Balbirooroo Wetlands, Coolart and Bittern Coastal Walk – February 2019

Phil Marley

The group got 2019 off to a flying start with a trifecta of wetlands and coastal locations on the Mornington Peninsula for its Feb outing.

Eastern Yellow Robin – Michiko Iida

Over 35 turned up to kick things off at the Balbirooroo Wetlands in Balnarring. Officially opened in 1995, the wetlands were developed by the Balnarring Primary School and local environmental groups. Its name comes from the Koori name for Ibis. At 12 hectares, it’s quite compact but manages to pack in a large lagoon, smaller lakes and ponds, interpretative signs, boardwalks, footbridges, bird-hide, lookout, picnic tables and viewing platforms and plenty of bush.

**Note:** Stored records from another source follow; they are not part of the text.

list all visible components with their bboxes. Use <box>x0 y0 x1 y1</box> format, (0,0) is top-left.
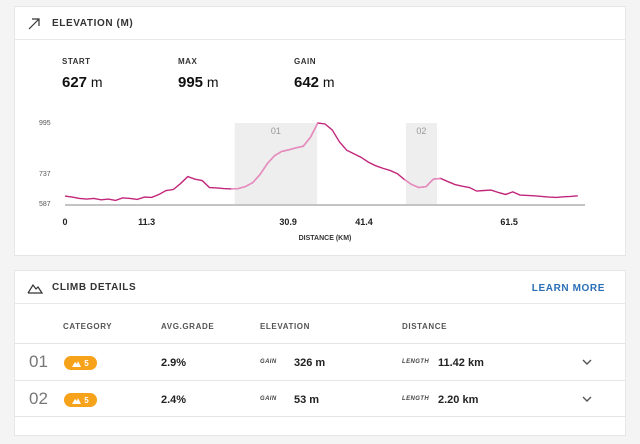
climb-segment-1 <box>231 122 319 190</box>
length-label: LENGTH <box>402 396 430 402</box>
gain-label: GAIN <box>260 359 277 365</box>
x-tick-label: 61.5 <box>500 217 518 227</box>
column-avg-grade: AVG.GRADE <box>161 322 215 331</box>
climb-zone-label: 02 <box>416 126 426 136</box>
climb-header: CLIMB DETAILS LEARN MORE <box>15 271 625 304</box>
climb-number: 02 <box>29 389 48 408</box>
climb-row[interactable]: 01 5 2.9% GAIN 326 m LENGTH 11.42 km <box>15 343 625 380</box>
category-value: 5 <box>84 395 89 405</box>
stat-gain: GAIN 642 m <box>294 57 335 91</box>
category-badge: 5 <box>64 393 97 407</box>
trend-arrow-icon <box>28 18 40 30</box>
chevron-down-icon[interactable] <box>581 393 593 405</box>
elevation-profile-line <box>64 122 578 202</box>
column-distance: DISTANCE <box>402 322 448 331</box>
length-value: 11.42 km <box>438 357 484 369</box>
avg-grade: 2.9% <box>161 357 187 369</box>
column-elevation: ELEVATION <box>260 322 310 331</box>
stat-gain-value: 642 m <box>294 74 335 91</box>
y-tick-label: 995 <box>39 120 51 127</box>
climb-details-card: CLIMB DETAILS LEARN MORE CATEGORY AVG.GR… <box>14 270 626 436</box>
stat-gain-label: GAIN <box>294 57 316 66</box>
mountain-icon <box>72 360 82 367</box>
elevation-title: ELEVATION (M) <box>52 18 134 29</box>
climb-number: 01 <box>29 352 48 371</box>
climb-segment-2 <box>404 177 441 189</box>
x-tick-label: 30.9 <box>279 217 297 227</box>
x-tick-label: 0 <box>62 217 67 227</box>
learn-more-link[interactable]: LEARN MORE <box>531 283 605 294</box>
climb-zone-2 <box>405 123 437 204</box>
chevron-down-icon[interactable] <box>581 356 593 368</box>
category-badge: 5 <box>64 356 97 370</box>
column-category: CATEGORY <box>63 322 113 331</box>
x-tick-label: 41.4 <box>355 217 373 227</box>
length-value: 2.20 km <box>438 394 479 406</box>
stat-start-value: 627 m <box>62 74 103 91</box>
climb-row[interactable]: 02 5 2.4% GAIN 53 m LENGTH 2.20 km <box>15 380 625 417</box>
mountain-icon <box>27 283 43 294</box>
stat-max: MAX 995 m <box>178 57 219 91</box>
climb-zone-label: 01 <box>271 126 281 136</box>
y-tick-label: 737 <box>39 171 51 178</box>
avg-grade: 2.4% <box>161 394 187 406</box>
gain-value: 53 m <box>294 394 320 406</box>
elevation-card: ELEVATION (M) START 627 m MAX 995 m GAIN… <box>14 6 626 256</box>
stat-start-label: START <box>62 57 91 66</box>
climb-zone-1 <box>234 123 318 204</box>
climb-title: CLIMB DETAILS <box>52 282 137 293</box>
elevation-chart: 01 02 995 737 587 0 11.3 30.9 41.4 61.5 DISTANCE (… <box>39 120 585 242</box>
stat-max-value: 995 m <box>178 74 219 91</box>
mountain-icon <box>72 397 82 404</box>
stat-start: START 627 m <box>62 57 103 91</box>
y-tick-label: 587 <box>39 201 51 208</box>
length-label: LENGTH <box>402 359 430 365</box>
category-value: 5 <box>84 358 89 368</box>
elevation-header: ELEVATION (M) <box>15 7 625 40</box>
x-axis-title: DISTANCE (KM) <box>299 235 352 242</box>
gain-value: 326 m <box>294 357 326 369</box>
gain-label: GAIN <box>260 396 277 402</box>
x-tick-label: 11.3 <box>138 217 155 227</box>
stat-max-label: MAX <box>178 57 198 66</box>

Fan-tailed Cuckoo – Stephen Garth

With the lack of rain, the lagoon was fairly dry, but still offered some interesting waterbirds, including Latham’s Snipe, Great Cormorant, Freckled Duck, Australian Shelduck, both Black-fronted and Red-kneed Dotterels and even a Spotless Crake. The completely level tracks allowed the group to spread out and meander through the bush around the various ponds. The good native vegetation provided sightings of several honeyeaters – White-eared, New Holland, White-plumed – Black-faced Cuckooshrike and Grey Butcherbird, as well as Musk Lorikeet and Red-rumped Parrot.

Little Wattlebird – Phil Marley

Two and half hours there was really not enough to do justice to this excellent location (60 species!), but lunch was a powerful drawcard to make everyone leave and motor the eight minutes to Coolart Wetlands and Homestead.

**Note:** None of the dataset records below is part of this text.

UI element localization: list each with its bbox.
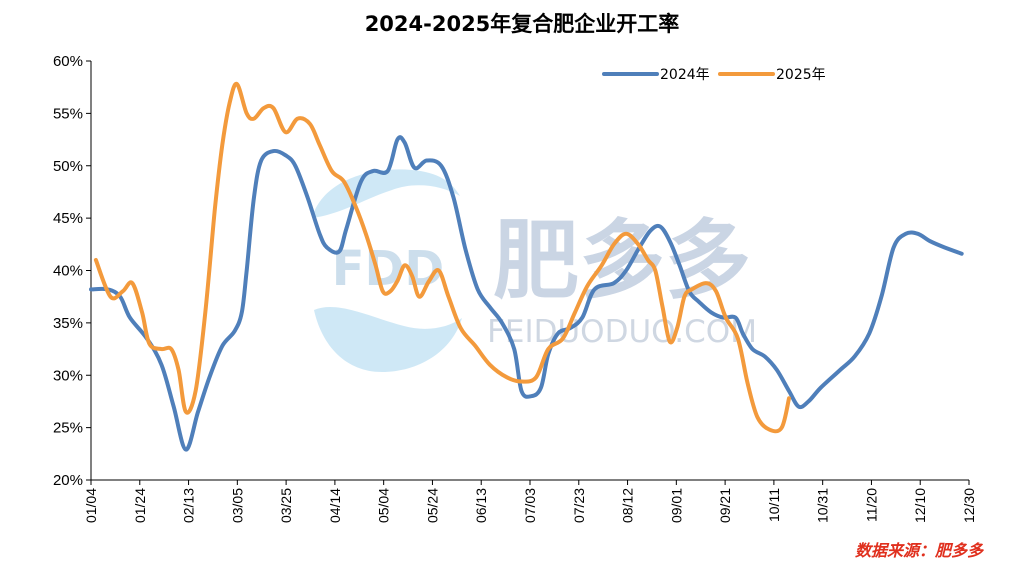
x-tick-label: 12/10 bbox=[912, 488, 928, 523]
x-tick-label: 06/13 bbox=[473, 488, 489, 523]
axes: 20% 25% 30% 35% 40% 45% 50% 55% 60% 01/04 01/24 02/… bbox=[53, 53, 977, 523]
y-tick-label: 60% bbox=[53, 53, 83, 70]
x-tick-label: 09/21 bbox=[717, 488, 733, 523]
x-tick-label: 03/05 bbox=[229, 488, 245, 523]
watermark-english-text: FEIDUODUO.COM bbox=[487, 314, 757, 350]
x-tick-label: 03/25 bbox=[278, 488, 294, 523]
y-tick-label: 25% bbox=[53, 420, 83, 437]
x-tick-label: 10/31 bbox=[815, 488, 831, 523]
x-tick-label: 09/01 bbox=[668, 488, 684, 523]
x-tick-label: 02/13 bbox=[181, 488, 197, 523]
series-layer bbox=[89, 81, 964, 452]
x-tick-label: 04/14 bbox=[327, 488, 343, 523]
x-tick-label: 05/24 bbox=[424, 488, 440, 523]
y-tick-label: 55% bbox=[53, 105, 83, 122]
y-tick-label: 35% bbox=[53, 315, 83, 332]
x-tick-label: 08/12 bbox=[620, 488, 636, 523]
watermark-leaf-bottom bbox=[314, 307, 462, 372]
y-tick-label: 20% bbox=[53, 472, 83, 489]
y-tick-label: 40% bbox=[53, 263, 83, 280]
x-tick-label: 01/04 bbox=[83, 488, 99, 523]
series-line-2025 bbox=[93, 81, 791, 434]
x-tick-label: 05/04 bbox=[376, 488, 392, 523]
x-tick-label: 07/23 bbox=[571, 488, 587, 523]
watermark-logo-text: FDD bbox=[332, 241, 444, 297]
x-tick-label: 01/24 bbox=[132, 488, 148, 523]
legend-label-2025: 2025年 bbox=[776, 67, 826, 83]
x-tick-label: 10/11 bbox=[766, 488, 782, 522]
y-tick-label: 45% bbox=[53, 210, 83, 227]
y-tick-label: 50% bbox=[53, 158, 83, 175]
y-tick-label: 30% bbox=[53, 367, 83, 384]
legend: 2024年 2025年 bbox=[602, 67, 826, 83]
watermark-chinese-text: 肥多多 bbox=[493, 211, 751, 311]
legend-label-2024: 2024年 bbox=[660, 67, 710, 83]
watermark-leaf-top bbox=[312, 169, 460, 218]
source-note: 数据来源：肥多多 bbox=[855, 541, 985, 560]
series-line-2024 bbox=[89, 135, 964, 452]
x-tick-label: 11/20 bbox=[863, 488, 879, 522]
x-tick-label: 12/30 bbox=[961, 488, 977, 523]
chart-title: 2024-2025年复合肥企业开工率 bbox=[365, 12, 680, 36]
x-tick-label: 07/03 bbox=[522, 488, 538, 523]
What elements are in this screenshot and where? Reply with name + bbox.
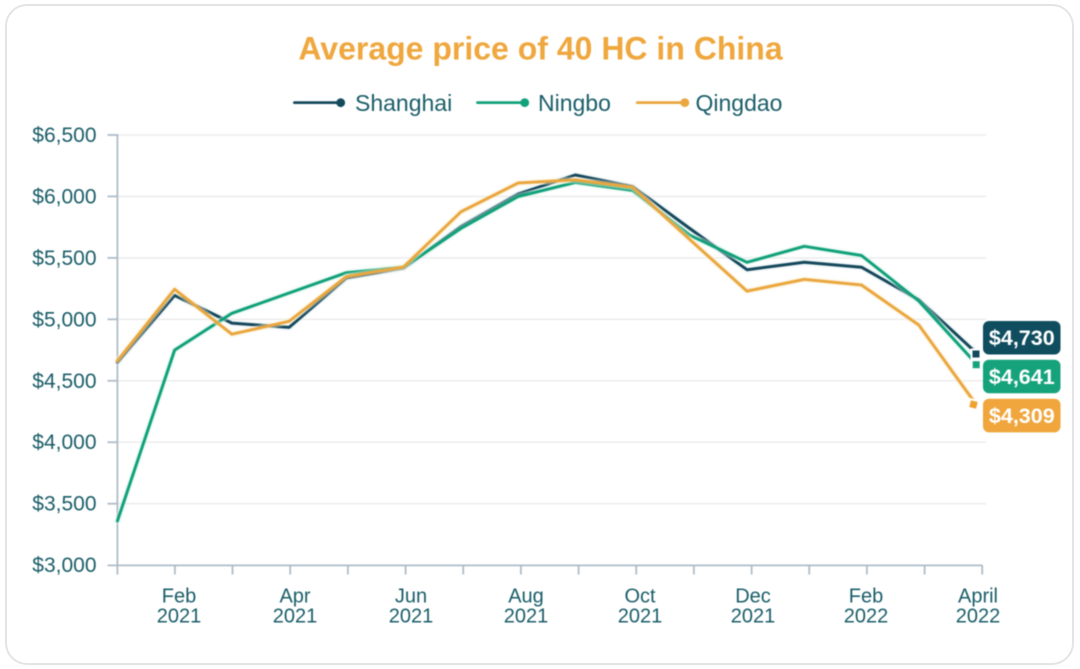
svg-text:$5,500: $5,500 — [32, 247, 96, 270]
svg-text:2021: 2021 — [157, 605, 202, 627]
svg-text:2021: 2021 — [273, 605, 318, 627]
svg-text:2022: 2022 — [956, 605, 1001, 627]
svg-text:Oct: Oct — [624, 585, 656, 607]
svg-text:$6,500: $6,500 — [32, 124, 96, 147]
svg-text:2021: 2021 — [618, 605, 663, 627]
svg-text:$4,000: $4,000 — [32, 431, 96, 454]
svg-text:2021: 2021 — [731, 605, 776, 627]
svg-text:Dec: Dec — [735, 585, 771, 607]
svg-text:Apr: Apr — [279, 585, 310, 607]
svg-text:Qingdao: Qingdao — [696, 90, 783, 116]
svg-text:April: April — [958, 585, 998, 607]
svg-text:Feb: Feb — [849, 585, 883, 607]
svg-text:$4,730: $4,730 — [989, 326, 1055, 350]
svg-text:Ningbo: Ningbo — [538, 90, 611, 116]
svg-text:$6,000: $6,000 — [32, 185, 96, 208]
svg-text:Average price of 40 HC in Chin: Average price of 40 HC in China — [298, 31, 782, 67]
svg-text:Aug: Aug — [508, 585, 544, 607]
svg-text:Shanghai: Shanghai — [355, 90, 452, 116]
svg-text:$4,309: $4,309 — [989, 404, 1055, 428]
svg-text:$3,000: $3,000 — [32, 554, 96, 577]
svg-text:$4,641: $4,641 — [989, 365, 1055, 389]
svg-text:Jun: Jun — [395, 585, 427, 607]
svg-text:2021: 2021 — [504, 605, 549, 627]
svg-text:$4,500: $4,500 — [32, 370, 96, 393]
svg-text:Feb: Feb — [162, 585, 196, 607]
svg-text:2022: 2022 — [844, 605, 889, 627]
svg-text:$3,500: $3,500 — [32, 493, 96, 516]
svg-text:$5,000: $5,000 — [32, 308, 96, 331]
svg-text:2021: 2021 — [389, 605, 434, 627]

Lathams Snipe – Jacques de Zoete

The Coolart Wetlands were also suffering from the dry, with essentially no water in any of its lakes and nothing much visible from the hides. But strolling around the tracks the group encountered Eastern Yellow Robin, Grey Fantail and some noisy Musk Lorikeets up in the canopy. The imposing homestead, built in 1895 by the Grimwade family, offered an interesting aside and a chance to get out of the midday sun.

On the beach – Anthea Fleming

The afternoon saw the group move on a further 10 mins to the Bittern Coastal Walk and Jacks Beach Reserve – named after the Jack family who purchased the beach in 1908, built a jetty and the stone tanning pit to preserve their nets and lines. There was no shortage of water here, with the vast expanse of Western Port Bay occupying the whole panorama from Hastings to the far left, French Island straight ahead and Crib Point to the extreme right.

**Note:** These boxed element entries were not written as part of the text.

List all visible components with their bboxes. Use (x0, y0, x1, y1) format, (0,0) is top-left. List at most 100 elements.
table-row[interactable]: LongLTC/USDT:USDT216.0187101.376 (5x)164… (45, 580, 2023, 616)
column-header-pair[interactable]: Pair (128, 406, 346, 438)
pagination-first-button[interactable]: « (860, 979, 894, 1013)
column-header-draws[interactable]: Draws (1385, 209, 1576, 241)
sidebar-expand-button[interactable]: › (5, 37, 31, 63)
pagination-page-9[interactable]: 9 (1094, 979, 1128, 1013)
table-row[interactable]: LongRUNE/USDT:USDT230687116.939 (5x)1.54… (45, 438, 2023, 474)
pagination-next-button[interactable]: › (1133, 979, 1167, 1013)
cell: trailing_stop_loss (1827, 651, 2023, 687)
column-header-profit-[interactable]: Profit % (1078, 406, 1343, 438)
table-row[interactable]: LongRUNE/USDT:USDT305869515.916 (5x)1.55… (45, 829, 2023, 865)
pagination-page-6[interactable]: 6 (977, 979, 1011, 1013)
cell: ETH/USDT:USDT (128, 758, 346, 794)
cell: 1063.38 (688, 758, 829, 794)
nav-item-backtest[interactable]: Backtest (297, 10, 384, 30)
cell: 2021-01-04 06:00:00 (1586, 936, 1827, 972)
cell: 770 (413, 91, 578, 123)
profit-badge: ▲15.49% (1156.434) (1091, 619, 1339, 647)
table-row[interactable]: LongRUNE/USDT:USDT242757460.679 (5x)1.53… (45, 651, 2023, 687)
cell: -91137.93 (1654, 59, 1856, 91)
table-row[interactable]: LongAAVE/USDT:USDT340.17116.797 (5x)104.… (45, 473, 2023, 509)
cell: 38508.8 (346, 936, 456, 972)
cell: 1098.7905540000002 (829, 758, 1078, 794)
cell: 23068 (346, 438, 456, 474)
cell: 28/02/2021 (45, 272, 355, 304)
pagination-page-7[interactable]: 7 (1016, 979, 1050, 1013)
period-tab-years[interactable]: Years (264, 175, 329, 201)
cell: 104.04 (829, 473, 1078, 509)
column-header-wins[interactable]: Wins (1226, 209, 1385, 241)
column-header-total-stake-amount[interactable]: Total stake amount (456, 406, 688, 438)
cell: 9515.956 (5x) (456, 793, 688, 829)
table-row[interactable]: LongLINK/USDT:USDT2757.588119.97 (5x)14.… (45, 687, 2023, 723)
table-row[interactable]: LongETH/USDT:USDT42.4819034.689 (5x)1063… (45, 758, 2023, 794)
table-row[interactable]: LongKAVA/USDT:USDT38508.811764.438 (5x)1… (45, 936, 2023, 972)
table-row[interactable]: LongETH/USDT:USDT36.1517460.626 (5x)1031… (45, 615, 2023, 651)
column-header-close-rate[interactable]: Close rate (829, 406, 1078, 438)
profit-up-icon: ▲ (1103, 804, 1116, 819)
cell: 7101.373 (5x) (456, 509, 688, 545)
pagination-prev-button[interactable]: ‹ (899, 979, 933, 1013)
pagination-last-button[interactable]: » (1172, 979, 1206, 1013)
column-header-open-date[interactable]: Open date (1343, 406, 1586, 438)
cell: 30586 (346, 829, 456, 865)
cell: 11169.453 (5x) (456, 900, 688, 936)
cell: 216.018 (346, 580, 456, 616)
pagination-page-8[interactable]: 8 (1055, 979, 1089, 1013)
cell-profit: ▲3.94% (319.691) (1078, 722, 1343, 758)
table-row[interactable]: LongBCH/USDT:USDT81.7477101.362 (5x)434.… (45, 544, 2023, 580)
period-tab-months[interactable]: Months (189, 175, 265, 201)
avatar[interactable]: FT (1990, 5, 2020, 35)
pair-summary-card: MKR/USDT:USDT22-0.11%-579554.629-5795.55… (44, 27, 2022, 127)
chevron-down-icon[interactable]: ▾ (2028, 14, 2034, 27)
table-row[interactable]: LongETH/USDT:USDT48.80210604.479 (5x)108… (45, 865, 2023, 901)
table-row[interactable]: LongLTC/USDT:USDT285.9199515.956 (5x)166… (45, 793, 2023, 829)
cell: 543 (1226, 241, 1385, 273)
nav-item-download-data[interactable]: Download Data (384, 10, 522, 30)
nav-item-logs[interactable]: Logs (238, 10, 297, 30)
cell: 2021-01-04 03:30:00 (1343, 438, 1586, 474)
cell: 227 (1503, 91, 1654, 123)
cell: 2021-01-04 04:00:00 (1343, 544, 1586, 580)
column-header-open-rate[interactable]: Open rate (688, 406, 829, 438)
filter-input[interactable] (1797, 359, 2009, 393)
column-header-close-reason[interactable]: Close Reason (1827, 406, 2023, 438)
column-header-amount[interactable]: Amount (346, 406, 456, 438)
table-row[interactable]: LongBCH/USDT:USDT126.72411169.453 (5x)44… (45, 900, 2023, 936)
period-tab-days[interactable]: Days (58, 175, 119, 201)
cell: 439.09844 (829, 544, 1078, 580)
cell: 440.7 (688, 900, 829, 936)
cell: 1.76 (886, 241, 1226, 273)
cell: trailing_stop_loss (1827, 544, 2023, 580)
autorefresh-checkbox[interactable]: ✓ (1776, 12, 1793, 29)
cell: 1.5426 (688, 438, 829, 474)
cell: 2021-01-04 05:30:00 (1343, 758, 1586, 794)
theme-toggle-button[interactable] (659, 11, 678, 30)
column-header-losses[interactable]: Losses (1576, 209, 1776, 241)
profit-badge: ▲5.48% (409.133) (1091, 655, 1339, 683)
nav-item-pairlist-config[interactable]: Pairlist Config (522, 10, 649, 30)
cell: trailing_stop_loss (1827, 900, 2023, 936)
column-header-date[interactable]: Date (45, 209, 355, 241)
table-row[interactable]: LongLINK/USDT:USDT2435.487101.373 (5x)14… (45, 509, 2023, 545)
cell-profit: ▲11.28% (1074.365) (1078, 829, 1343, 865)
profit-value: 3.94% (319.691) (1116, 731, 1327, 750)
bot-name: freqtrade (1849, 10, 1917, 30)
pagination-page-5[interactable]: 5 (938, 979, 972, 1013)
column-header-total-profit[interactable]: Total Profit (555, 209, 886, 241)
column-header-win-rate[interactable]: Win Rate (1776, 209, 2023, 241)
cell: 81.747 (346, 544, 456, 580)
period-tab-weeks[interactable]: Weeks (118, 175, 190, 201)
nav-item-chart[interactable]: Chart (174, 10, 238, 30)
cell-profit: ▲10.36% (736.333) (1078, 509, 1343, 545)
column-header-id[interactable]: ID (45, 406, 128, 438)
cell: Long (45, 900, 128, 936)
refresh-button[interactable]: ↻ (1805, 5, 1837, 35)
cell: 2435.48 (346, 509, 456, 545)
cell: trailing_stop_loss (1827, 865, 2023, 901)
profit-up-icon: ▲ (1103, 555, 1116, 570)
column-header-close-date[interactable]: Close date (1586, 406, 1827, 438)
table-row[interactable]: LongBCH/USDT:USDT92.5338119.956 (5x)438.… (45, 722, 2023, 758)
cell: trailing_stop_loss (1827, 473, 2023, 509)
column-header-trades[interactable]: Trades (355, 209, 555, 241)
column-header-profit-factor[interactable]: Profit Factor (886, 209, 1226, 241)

Red Wattlebird – Ray St James

The mangroves were fully exposed with the tide out, which meant few birds amongst the shrubbery, but the mud flats offered a large number of Australian White Ibis evenly spread out, together with lots of White-faced Heron – and a few hundred Black Swans just swanning about, as only swans do. The vista was picture-perfect – glorious sunny conditions, magnificent coastline and the lurking presence of HMAS Otama Submarine, a retired Oberon class submarine moored off Crib Point awaiting conversion into a museum.

Yellow-faced Honeyeater – Catherine Noone

In search of more birds, some ventured back through the bush to start the Bittern Coastal Wetlands Boardwalk, which continues all the way to Hastings almost 4km away. The boardwalk offered further interest with terns in the distance diving into the bay and many Grey Fantails trying very hard to keep the walk insect-free.

Grey Fantail – John Bosworth

A great start to 2019 – our thanks to Peter and John for checking out these locations for us and to Peter who ran a tight operation to keep everyone connected across three locations.